Vasilica Ciobaniuc wohnt zusammen mit ihrem Mann Stefan in der Kleinstadt Comanesti am Rande der ostrumänischen Karpaten. Das Ehepaar gehört zu den letzten in Rumänien, die Schafzucht noch auf altertümliche Weise betreiben: mit Wanderhirten, die im Sommer durch die Berge ziehen und die Winter auf Weiden im Tiefland verbringen. Transhumanz, Fernweidewirtschaft, lautet der Fachbegriff dafür. Auf dem Balkan und auch in Rumänien war sie über Jahrhunderte eine verbreitete Lebensform. Jetzt stirbt sie aus, überrollt von der Modernisierung. Vielerorts ist es verboten, mit Schafsherden umherzuziehen. Nach Schafswolle besteht kaum noch Nachfrage, und EU-Hygienevorschriften machen aus der Käseproduktion eine aufwendige, teure Prozedur. Dabei ist Schafskäse in Rumänien traditionell ein eher preiswertes Grundnahrungsmittel.


Immer mehr Kontrollen

Die Ciobaniucs verkaufen ihren Käse an einem Stand auf dem Markt von Comanesti. Immer mehr Hygienekontrollen gibt es in letzter Zeit. Doch die Ciobaniucs wollen nicht aufgeben. Sie sind beide mit Schafen groß geworden. Stefan Ciobaniuc, 51, kommt sogar selbst aus einer Schafzüchterfamilie. Vor 1989 war Stefan Elektriker, Vasilica Maschineningenieurin. Schon damals besaßen sie einige Schafe – ein Hobby. Als Vasilica Ciobaniuc nach der Wende ihre Arbeit in einer Holzfabrik verlor, entschied das Ehepaar, die Familientradition der Schafzucht wiederzubeleben.

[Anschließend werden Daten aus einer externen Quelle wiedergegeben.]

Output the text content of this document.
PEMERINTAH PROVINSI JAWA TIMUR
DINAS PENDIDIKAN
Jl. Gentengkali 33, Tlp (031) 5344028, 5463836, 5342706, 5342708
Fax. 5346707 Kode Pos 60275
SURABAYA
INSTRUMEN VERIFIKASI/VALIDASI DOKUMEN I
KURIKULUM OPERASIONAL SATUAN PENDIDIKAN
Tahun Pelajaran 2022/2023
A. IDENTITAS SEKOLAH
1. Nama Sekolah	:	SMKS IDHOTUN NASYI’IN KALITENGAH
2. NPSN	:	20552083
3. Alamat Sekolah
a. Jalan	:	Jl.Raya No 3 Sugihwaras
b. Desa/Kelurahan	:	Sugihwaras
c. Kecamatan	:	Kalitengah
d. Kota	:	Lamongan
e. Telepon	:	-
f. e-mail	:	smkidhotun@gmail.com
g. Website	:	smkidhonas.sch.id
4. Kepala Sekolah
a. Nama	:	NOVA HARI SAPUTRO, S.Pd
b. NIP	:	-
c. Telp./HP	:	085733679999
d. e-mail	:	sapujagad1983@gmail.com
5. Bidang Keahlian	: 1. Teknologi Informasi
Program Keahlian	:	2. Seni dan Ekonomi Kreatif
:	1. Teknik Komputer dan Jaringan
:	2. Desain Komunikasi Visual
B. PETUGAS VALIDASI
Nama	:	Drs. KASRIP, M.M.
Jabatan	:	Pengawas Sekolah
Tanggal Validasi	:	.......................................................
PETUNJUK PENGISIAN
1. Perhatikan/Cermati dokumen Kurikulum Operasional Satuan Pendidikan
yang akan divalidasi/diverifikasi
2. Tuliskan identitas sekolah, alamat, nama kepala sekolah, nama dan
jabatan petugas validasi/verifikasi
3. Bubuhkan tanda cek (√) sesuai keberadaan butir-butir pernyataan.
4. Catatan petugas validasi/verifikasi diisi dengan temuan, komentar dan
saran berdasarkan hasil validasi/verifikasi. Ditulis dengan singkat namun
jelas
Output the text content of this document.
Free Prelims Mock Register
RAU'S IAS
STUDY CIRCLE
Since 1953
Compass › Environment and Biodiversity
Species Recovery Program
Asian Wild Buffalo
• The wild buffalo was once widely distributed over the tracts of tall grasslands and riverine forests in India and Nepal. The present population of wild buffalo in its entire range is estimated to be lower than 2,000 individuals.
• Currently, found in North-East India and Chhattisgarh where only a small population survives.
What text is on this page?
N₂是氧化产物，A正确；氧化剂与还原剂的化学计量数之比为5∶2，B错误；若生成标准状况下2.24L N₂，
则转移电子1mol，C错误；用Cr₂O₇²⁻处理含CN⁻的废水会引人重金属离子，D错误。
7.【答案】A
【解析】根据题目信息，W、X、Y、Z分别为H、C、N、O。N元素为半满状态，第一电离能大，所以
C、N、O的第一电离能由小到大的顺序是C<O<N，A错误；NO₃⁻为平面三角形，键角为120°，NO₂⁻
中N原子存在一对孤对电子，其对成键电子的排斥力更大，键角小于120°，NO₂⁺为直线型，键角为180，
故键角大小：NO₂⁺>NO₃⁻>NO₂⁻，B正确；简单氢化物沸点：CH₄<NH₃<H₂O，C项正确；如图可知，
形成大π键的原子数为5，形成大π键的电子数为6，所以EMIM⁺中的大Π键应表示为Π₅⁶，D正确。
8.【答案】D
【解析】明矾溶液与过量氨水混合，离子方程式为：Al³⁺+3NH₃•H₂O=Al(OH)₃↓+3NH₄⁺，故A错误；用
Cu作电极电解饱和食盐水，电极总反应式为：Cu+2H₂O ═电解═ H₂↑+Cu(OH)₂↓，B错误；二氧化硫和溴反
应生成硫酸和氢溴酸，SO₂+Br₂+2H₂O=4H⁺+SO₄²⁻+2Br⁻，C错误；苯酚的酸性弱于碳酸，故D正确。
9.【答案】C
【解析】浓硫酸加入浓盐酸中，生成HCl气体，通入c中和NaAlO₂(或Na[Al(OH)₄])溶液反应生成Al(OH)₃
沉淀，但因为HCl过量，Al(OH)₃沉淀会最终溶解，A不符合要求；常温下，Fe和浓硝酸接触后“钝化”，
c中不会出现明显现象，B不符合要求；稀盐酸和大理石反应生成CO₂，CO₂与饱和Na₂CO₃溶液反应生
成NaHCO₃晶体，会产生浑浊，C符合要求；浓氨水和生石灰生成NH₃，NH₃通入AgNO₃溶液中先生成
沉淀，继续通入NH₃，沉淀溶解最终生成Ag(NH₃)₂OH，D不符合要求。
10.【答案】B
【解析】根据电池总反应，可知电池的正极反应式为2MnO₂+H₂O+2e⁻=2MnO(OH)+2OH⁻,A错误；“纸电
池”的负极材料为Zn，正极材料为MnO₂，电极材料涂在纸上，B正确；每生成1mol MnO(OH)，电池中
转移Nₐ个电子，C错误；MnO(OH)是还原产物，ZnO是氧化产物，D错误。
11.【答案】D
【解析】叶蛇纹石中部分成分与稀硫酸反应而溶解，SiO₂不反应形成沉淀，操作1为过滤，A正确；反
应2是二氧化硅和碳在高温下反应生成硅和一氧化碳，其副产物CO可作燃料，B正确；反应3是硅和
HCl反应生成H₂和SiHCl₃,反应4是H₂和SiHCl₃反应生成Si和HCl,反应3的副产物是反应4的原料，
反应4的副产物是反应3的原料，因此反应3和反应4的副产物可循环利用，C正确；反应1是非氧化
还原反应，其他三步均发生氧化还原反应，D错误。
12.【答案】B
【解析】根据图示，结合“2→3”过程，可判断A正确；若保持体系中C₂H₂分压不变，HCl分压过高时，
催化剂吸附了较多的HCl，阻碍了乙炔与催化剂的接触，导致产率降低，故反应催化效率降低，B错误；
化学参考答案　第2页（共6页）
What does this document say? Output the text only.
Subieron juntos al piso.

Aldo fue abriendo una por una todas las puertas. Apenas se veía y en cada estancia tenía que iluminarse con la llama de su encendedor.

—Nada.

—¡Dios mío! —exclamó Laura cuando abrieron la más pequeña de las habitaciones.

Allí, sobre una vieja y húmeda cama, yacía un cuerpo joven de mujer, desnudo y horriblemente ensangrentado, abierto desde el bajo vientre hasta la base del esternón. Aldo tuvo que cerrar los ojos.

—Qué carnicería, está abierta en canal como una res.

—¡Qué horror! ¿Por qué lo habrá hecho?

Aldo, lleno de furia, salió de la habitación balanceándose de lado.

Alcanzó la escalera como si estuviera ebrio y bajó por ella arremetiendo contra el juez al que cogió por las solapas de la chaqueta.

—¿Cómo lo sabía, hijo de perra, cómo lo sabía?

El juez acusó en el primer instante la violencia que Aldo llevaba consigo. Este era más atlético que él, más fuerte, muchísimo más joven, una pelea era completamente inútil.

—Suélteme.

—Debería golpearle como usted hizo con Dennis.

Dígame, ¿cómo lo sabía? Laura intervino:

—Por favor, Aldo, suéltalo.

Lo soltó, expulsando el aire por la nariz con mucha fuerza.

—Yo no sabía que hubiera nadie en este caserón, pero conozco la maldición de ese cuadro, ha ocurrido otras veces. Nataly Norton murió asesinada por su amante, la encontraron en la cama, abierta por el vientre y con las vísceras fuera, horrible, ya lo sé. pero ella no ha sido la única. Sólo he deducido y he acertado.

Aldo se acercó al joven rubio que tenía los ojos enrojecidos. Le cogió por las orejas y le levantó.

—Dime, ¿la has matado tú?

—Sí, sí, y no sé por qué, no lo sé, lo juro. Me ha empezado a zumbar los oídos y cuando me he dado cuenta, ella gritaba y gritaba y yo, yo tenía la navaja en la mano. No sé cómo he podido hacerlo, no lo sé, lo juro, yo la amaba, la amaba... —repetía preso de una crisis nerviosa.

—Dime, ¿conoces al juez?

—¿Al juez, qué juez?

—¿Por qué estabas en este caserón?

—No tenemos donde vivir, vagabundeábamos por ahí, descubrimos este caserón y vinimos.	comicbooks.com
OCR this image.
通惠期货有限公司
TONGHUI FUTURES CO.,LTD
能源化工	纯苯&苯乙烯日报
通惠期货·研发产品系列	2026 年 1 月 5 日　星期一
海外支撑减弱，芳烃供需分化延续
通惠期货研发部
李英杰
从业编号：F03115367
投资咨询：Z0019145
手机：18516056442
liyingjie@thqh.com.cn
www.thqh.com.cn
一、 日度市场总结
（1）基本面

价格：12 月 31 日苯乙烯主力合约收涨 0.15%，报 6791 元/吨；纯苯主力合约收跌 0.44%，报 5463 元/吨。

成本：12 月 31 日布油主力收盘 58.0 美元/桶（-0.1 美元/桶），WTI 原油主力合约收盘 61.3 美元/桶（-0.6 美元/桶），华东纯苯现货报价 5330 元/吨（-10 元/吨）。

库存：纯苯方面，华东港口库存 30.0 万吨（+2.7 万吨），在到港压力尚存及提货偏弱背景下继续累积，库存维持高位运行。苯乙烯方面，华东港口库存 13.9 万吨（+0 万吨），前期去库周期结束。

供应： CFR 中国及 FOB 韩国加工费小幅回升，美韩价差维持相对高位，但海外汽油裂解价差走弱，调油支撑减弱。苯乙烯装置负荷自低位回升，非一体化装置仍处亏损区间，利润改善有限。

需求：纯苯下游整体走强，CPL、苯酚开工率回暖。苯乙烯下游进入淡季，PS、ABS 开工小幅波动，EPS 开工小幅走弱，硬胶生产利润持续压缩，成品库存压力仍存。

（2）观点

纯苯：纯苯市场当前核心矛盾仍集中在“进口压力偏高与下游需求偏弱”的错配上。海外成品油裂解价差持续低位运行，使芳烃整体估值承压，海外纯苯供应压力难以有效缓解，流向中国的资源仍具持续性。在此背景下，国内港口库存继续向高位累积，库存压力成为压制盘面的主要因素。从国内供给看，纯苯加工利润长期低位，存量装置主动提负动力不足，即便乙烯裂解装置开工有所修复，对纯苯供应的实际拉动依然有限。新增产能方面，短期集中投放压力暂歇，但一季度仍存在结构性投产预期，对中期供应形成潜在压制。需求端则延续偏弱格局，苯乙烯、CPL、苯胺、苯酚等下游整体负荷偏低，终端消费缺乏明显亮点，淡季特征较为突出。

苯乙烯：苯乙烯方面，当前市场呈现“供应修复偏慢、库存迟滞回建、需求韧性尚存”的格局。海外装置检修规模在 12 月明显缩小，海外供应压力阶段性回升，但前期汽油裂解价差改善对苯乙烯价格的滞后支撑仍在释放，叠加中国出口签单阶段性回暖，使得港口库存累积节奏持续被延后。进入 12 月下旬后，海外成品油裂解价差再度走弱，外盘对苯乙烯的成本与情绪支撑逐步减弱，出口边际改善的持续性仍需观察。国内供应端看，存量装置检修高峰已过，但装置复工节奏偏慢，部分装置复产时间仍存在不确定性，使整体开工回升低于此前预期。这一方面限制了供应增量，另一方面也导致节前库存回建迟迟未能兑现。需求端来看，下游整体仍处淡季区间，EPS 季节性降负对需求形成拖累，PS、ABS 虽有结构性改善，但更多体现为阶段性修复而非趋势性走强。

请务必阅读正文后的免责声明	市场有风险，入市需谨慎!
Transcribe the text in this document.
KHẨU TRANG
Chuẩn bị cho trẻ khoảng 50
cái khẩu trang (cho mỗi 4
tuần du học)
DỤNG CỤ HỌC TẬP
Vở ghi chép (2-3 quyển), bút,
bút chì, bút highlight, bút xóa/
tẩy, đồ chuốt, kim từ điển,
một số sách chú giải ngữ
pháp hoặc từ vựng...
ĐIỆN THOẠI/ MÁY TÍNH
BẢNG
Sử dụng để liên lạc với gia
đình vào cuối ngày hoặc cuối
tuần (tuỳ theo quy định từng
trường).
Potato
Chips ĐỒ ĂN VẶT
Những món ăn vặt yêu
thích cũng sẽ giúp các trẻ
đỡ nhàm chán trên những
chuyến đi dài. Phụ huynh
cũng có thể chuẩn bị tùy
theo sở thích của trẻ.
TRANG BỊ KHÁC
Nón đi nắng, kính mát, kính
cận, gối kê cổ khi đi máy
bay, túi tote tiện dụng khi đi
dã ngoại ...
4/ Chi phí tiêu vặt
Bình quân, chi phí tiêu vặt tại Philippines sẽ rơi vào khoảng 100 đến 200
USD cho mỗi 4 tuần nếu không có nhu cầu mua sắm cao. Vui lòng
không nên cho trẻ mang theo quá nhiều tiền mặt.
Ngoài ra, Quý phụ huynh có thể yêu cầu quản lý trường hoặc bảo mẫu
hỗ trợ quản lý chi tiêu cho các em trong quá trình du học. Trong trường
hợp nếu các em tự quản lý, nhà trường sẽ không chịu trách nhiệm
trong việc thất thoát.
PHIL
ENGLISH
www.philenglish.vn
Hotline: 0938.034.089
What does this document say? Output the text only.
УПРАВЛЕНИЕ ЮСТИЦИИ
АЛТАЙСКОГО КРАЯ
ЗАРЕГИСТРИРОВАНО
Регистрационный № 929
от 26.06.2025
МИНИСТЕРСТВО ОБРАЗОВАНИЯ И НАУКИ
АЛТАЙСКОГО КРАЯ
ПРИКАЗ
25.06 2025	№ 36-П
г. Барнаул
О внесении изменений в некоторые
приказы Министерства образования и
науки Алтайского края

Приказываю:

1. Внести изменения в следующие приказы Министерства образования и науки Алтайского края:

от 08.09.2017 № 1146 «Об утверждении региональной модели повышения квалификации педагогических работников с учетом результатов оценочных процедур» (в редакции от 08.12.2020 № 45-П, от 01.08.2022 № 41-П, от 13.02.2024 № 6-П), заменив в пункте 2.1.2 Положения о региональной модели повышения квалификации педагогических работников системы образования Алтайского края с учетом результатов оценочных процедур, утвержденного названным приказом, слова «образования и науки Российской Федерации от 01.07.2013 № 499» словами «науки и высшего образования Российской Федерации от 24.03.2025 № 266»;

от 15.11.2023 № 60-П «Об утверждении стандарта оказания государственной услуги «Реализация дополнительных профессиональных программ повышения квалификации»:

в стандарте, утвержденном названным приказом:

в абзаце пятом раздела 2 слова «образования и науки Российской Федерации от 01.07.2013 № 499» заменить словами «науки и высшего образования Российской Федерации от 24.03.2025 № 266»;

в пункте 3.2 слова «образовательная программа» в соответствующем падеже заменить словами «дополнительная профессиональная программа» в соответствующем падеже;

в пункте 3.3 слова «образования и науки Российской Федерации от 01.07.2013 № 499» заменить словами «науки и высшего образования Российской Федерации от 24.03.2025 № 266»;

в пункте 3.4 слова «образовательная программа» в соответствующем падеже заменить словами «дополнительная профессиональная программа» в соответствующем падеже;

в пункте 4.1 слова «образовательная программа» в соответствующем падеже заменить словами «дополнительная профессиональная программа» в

Die Ciobaniucs haben zu den 600 Schafen noch vier Dutzend Ziegen. Fünf Hirten kümmern sich abwechselnd um die Tiere. Von März bis Oktober ziehen sie durch die Berge in der Gegend um das Städtchen Comanesti, im November wandern sie 50 bis 80 Kilometer ostwärts, an die Auwiesen des Flusses Siret, und bleiben dort bis Februar.

Vasilica Ciobaniuc ist diejenige, die täglich zu den Hirten fährt und zuhause Schafs- und Ziegenkäse herstellt. Stefan Ciobaniuc arbeitet im Gemeinderat von Comanesti als Verwalter der Viehweiden. Nebenbei kümmert er sich um den Käseverkauf und organisiert die Wanderrouten im Herbst und im Frühjahr.

Ein wirklich rentables Geschäft ist diese Art der Schafzucht nicht mehr. Auch das Umherziehen wird immer schwieriger. „Früher sind wir manchmal dreihundert Kilometer südwärts gezogen“, sagt Stefan Ciobaniuc. „Heute ist viel Land Privateigentum, und die meisten Besitzer verbieten uns, es zu betreten.“

Stefan Ciobaniuc lässt es sich nicht nehmen, die Hirten auf ihren Wanderungen manchmal zu begleiten. Diesen Winter hat er Weihnachten und Silvester mit Cristinel Toderita verbracht. In der eisigen Neujahrsnacht saßen sie zusammen in einer winzigen Holzhütte, aßen Lammfleisch und tranken Pflaumenschnaps.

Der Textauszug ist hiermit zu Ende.